Clearly, neither extreme attachment nor extreme detachment are desirable attitude if we want to enjoy long-term success as a company, and high satisfaction with our work as individuals. But is there an attainable middle ground?

Non-attachment

The term non-attachment is frequently used in Buddhist philosophy to denote a state of mind in which we’re neither clinging tightly, nor are we indifferent. This works for a lot of things, such as relationships, emotions, and our egos. But the easiest way to think about that concept is by looking at how we relate to physical items we own, such as our beloved electronic gadgets.

People who are overly attached to their phones for example easily turn into slaves of their electronic companions. Their primary worry before leaving the house is if their phone has enough battery to make it through the remaining day. They immediately react to every incoming notification and compulsively check their phones even when they’re not chirping and beeping. Or they engage in online flame-wars defending Apple vs. Samsung (or vice versa), cultivating emotions of anger, hatred, and bitterness that ultimately benefit nobody.

“Non-attachment doesn’t mean we don’t own things. It means we don’t allow things to own us.”

Being non-attached to our gadgets doesn’t force us to refute all modern technologies. We don’t need to adopt an ascetic lifestyle devoid of all technological amenities the 21st century offers. It rather means making sure that we get positive value from our gadgets without letting them dictate how we run our our life. It also requires us to put a healthy emotional distance between us and our possessions so that we’re not completely devastated if we lose them or they stop working.

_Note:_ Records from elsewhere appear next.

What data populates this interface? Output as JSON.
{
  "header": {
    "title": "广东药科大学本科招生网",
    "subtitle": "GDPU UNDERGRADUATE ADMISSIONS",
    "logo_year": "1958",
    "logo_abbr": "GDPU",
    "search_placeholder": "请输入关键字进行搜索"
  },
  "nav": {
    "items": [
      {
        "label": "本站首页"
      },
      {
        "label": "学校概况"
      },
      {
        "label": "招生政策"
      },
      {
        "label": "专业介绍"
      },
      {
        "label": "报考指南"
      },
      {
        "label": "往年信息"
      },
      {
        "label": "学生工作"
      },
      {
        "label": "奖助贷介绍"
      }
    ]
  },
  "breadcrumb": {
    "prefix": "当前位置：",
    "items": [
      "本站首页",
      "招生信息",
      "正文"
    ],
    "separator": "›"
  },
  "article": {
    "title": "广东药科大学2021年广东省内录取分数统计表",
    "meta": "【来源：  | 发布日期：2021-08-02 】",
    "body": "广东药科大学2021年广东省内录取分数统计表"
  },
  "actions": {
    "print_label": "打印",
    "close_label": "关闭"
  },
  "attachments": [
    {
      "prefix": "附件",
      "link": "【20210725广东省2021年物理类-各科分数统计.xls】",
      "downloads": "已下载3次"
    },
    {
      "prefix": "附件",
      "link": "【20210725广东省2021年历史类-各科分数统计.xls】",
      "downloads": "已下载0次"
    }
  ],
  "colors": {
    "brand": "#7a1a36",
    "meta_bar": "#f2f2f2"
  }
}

When we’re non-attached to our work, it is also easier to deal with the inevitability of the end-of-life of our products and projects. Just like it doesn’t make sense to stick with a gadget that has reached the end of its usefulness we also need to come to terms with the fact that products have life-cycles which come to an end at some point. Emotional attachment, clinging, and denial are not only unhealthy at that stage, they also cloud our judgement about what the best way to move forward would be.

Conclusion

Neither extreme attachment nor extreme detachment are desirable if we want to build great products and enjoy satisfying professional lives. Non-attachment may be a hard to reach middle ground, but one that’s worth aspiring to. The initial question about “going down with one’s products” is still a tricky one, but from a non-attached standpoint we can think about it more clearly, without the emotional attachment that makes level-headed decisions impossible.